Interaction between visitors and A-bomb survivors promoted at cafe

by Seiji Shitakubo, Staff Writer

In conjunction with the August 6 anniversary of the atomic bombing of Hiroshima, a group of Hiroshima University students are creating a space for citizens and A-bomb survivors to interact at a cafe not far from Peace Memorial Park. From August 4-6, visitors can hear A-bomb testimonies from survivors and watch animated films on the theme of the atomic bombings of Hiroshima and Nagasaki. Via the internet, they can also make contact with youth overseas.

The five-member “Team Phoenix” has prepared this event. Mariko Komatsu, 31, a graduate student and leader of the group, thought, “Every year on August 6, the day of the atomic bombing, many people visit Hiroshima from other parts of Japan and from abroad, but they have little opportunity to interact with young people here.” To address this situation, since April of this year she has been preparing the event in cooperation with others in and out of the university.

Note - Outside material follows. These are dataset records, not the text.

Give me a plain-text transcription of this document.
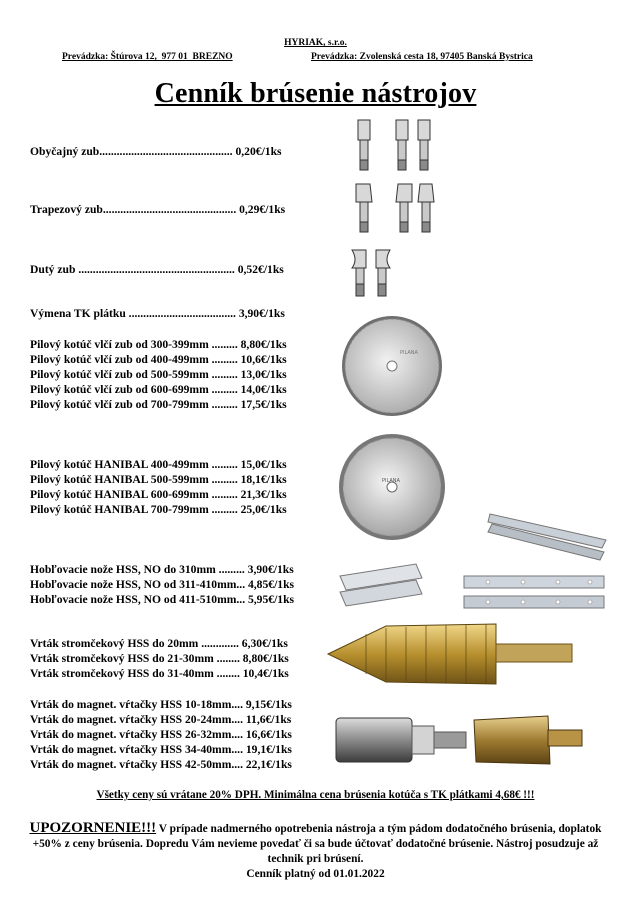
HYRIAK, s.r.o.
Prevádzka: Štúrova 12,  977 01  BREZNO	Prevádzka: Zvolenská cesta 18, 97405 Banská Bystrica
Cenník brúsenie nástrojov
Obyčajný zub.............................................. 0,20€/1ks
Trapezový zub.............................................. 0,29€/1ks
Dutý zub ...................................................... 0,52€/1ks
Výmena TK plátku ..................................... 3,90€/1ks
Pilový kotúč vlčí zub od 300-399mm ......... 8,80€/1ks
Pilový kotúč vlčí zub od 400-499mm ......... 10,6€/1ks
Pilový kotúč vlčí zub od 500-599mm ......... 13,0€/1ks
Pilový kotúč vlčí zub od 600-699mm ......... 14,0€/1ks
Pilový kotúč vlčí zub od 700-799mm ......... 17,5€/1ks
Pilový kotúč HANIBAL 400-499mm ......... 15,0€/1ks
Pilový kotúč HANIBAL 500-599mm ......... 18,1€/1ks
Pilový kotúč HANIBAL 600-699mm ......... 21,3€/1ks
Pilový kotúč HANIBAL 700-799mm ......... 25,0€/1ks
Hobľovacie nože HSS, NO do 310mm ......... 3,90€/1ks
Hobľovacie nože HSS, NO od 311-410mm... 4,85€/1ks
Hobľovacie nože HSS, NO od 411-510mm... 5,95€/1ks
Vrták stromčekový HSS do 20mm ............. 6,30€/1ks
Vrták stromčekový HSS do 21-30mm ........ 8,80€/1ks
Vrták stromčekový HSS do 31-40mm ........ 10,4€/1ks
Vrták do magnet. vŕtačky HSS 10-18mm.... 9,15€/1ks
Vrták do magnet. vŕtačky HSS 20-24mm.... 11,6€/1ks
Vrták do magnet. vŕtačky HSS 26-32mm.... 16,6€/1ks
Vrták do magnet. vŕtačky HSS 34-40mm.... 19,1€/1ks
Vrták do magnet. vŕtačky HSS 42-50mm.... 22,1€/1ks
PILANA
PILANA
Všetky ceny sú vrátane 20% DPH. Minimálna cena brúsenia kotúča s TK plátkami 4,68€ !!!
UPOZORNENIE!!! V prípade nadmerného opotrebenia nástroja a tým pádom dodatočného brúsenia, doplatok +50% z ceny brúsenia. Dopredu Vám nevieme povedať či sa bude účtovať dodatočné brúsenie. Nástroj posudzuje až technik pri brúsení.
Cenník platný od 01.01.2022
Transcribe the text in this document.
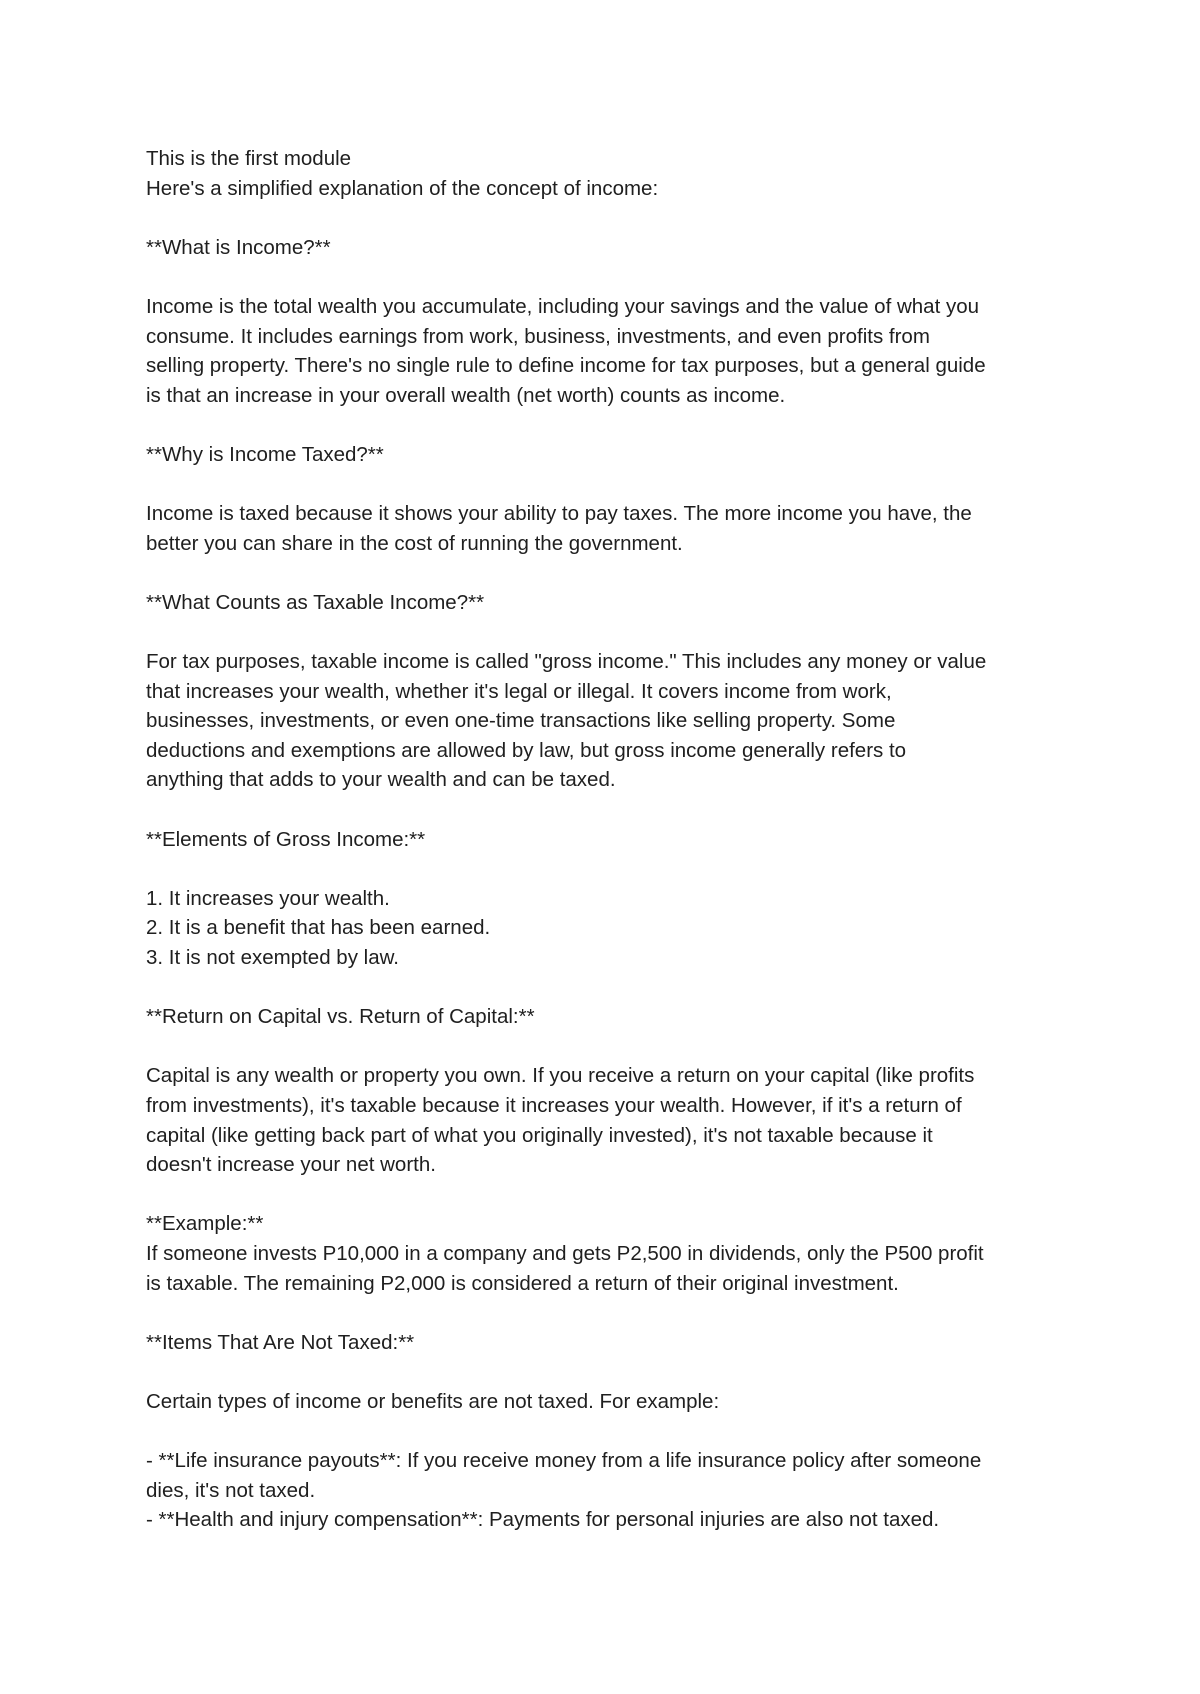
This is the first module
Here's a simplified explanation of the concept of income:
**What is Income?**
Income is the total wealth you accumulate, including your savings and the value of what you
consume. It includes earnings from work, business, investments, and even profits from
selling property. There's no single rule to define income for tax purposes, but a general guide
is that an increase in your overall wealth (net worth) counts as income.
**Why is Income Taxed?**
Income is taxed because it shows your ability to pay taxes. The more income you have, the
better you can share in the cost of running the government.
**What Counts as Taxable Income?**
For tax purposes, taxable income is called "gross income." This includes any money or value
that increases your wealth, whether it's legal or illegal. It covers income from work,
businesses, investments, or even one-time transactions like selling property. Some
deductions and exemptions are allowed by law, but gross income generally refers to
anything that adds to your wealth and can be taxed.
**Elements of Gross Income:**
1. It increases your wealth.
2. It is a benefit that has been earned.
3. It is not exempted by law.
**Return on Capital vs. Return of Capital:**
Capital is any wealth or property you own. If you receive a return on your capital (like profits
from investments), it's taxable because it increases your wealth. However, if it's a return of
capital (like getting back part of what you originally invested), it's not taxable because it
doesn't increase your net worth.
**Example:**
If someone invests P10,000 in a company and gets P2,500 in dividends, only the P500 profit
is taxable. The remaining P2,000 is considered a return of their original investment.
**Items That Are Not Taxed:**
Certain types of income or benefits are not taxed. For example:
- **Life insurance payouts**: If you receive money from a life insurance policy after someone
dies, it's not taxed.
- **Health and injury compensation**: Payments for personal injuries are also not taxed.
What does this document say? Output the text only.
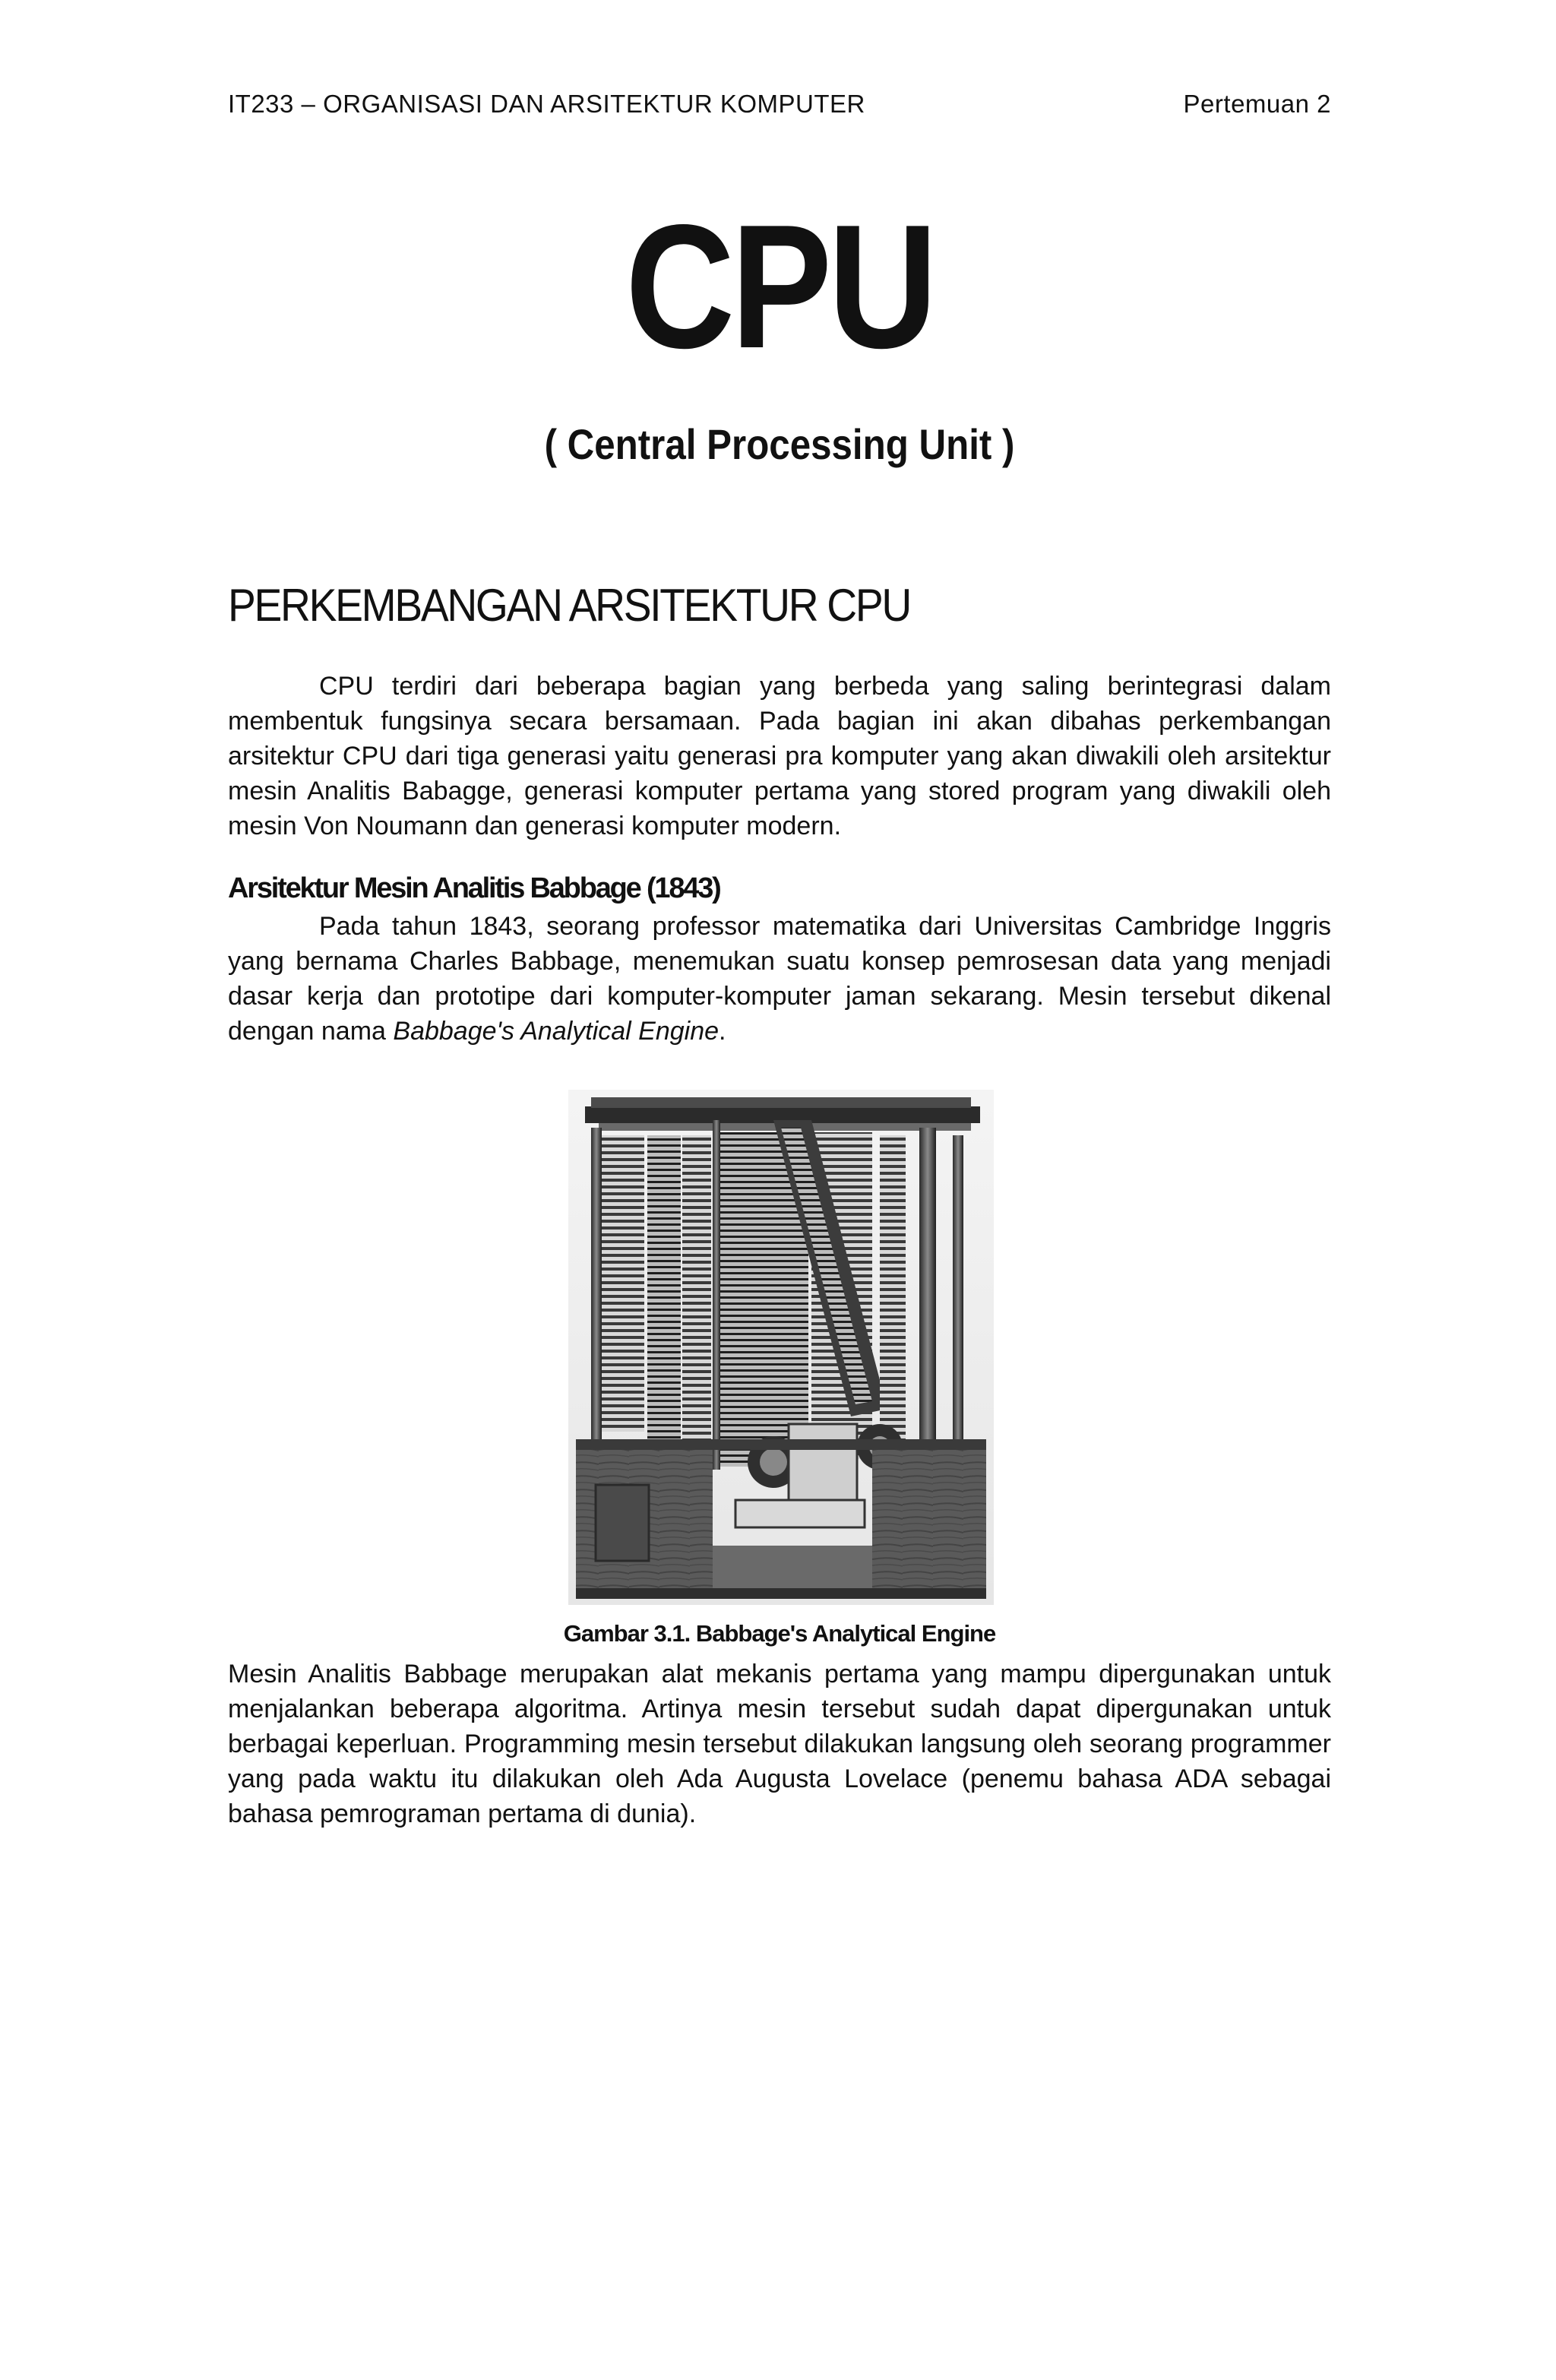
IT233 – ORGANISASI DAN ARSITEKTUR KOMPUTER	Pertemuan 2
CPU
( Central Processing Unit )
PERKEMBANGAN ARSITEKTUR CPU

CPU terdiri dari beberapa bagian yang berbeda yang saling berintegrasi dalam membentuk fungsinya secara bersamaan. Pada bagian ini akan dibahas perkembangan arsitektur CPU dari tiga generasi yaitu generasi pra komputer yang akan diwakili oleh arsitektur mesin Analitis Babagge, generasi komputer pertama yang stored program yang diwakili oleh mesin Von Noumann dan generasi komputer modern.

Arsitektur Mesin Analitis Babbage (1843)

Pada tahun 1843, seorang professor matematika dari Universitas Cambridge Inggris yang bernama Charles Babbage, menemukan suatu konsep pemrosesan data yang menjadi dasar kerja dan prototipe dari komputer-komputer jaman sekarang. Mesin tersebut dikenal dengan nama Babbage's Analytical Engine.

Gambar 3.1. Babbage's Analytical Engine

Mesin Analitis Babbage merupakan alat mekanis pertama yang mampu dipergunakan untuk menjalankan beberapa algoritma. Artinya mesin tersebut sudah dapat dipergunakan untuk berbagai keperluan. Programming mesin tersebut dilakukan langsung oleh seorang programmer yang pada waktu itu dilakukan oleh Ada Augusta Lovelace (penemu bahasa ADA sebagai bahasa pemrograman pertama di dunia).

The venue is Cafe PACO in Otemachi, Naka Ward, about 500 meters from Peace Memorial Park. For the duration of the event, visitors have a chance to listen to the personal accounts of four survivors, with English interpretation, and view more than a dozen animated films, including “The Angry Jizo” and “It Rains Softly.”

Visitors also can exchange views over the Internet with people of Bosnia, a region rocked by civil war in the 1990s. In addition, specialists will speak on Hiroshima’s postwar reconstruction and support for A-bomb survivors. To participate, 400 yen for coffee or another beverage is requested.

Several members of the “Team Phoenix” group are from Hiroshima Prefecture. Urara Hatano, 19, a freshman in the Faculty of Letters, looks forward to the interaction with others. And Ai Nawa, 19, a freshman in the Faculty of Education, hopes the three-day event will provide an opportunity for participants to reflect on peace in their own way.

The group’s activity is supported by “The Frontrunner Program” in which Hiroshima University offers financial backing to the volunteer activities of its students. Ms. Komatsu said, “The event focuses on the rebirth of Hiroshima and Nagasaki from the devastation and tragedy of the atomic bombings. I hope many young people will turn out for this event.”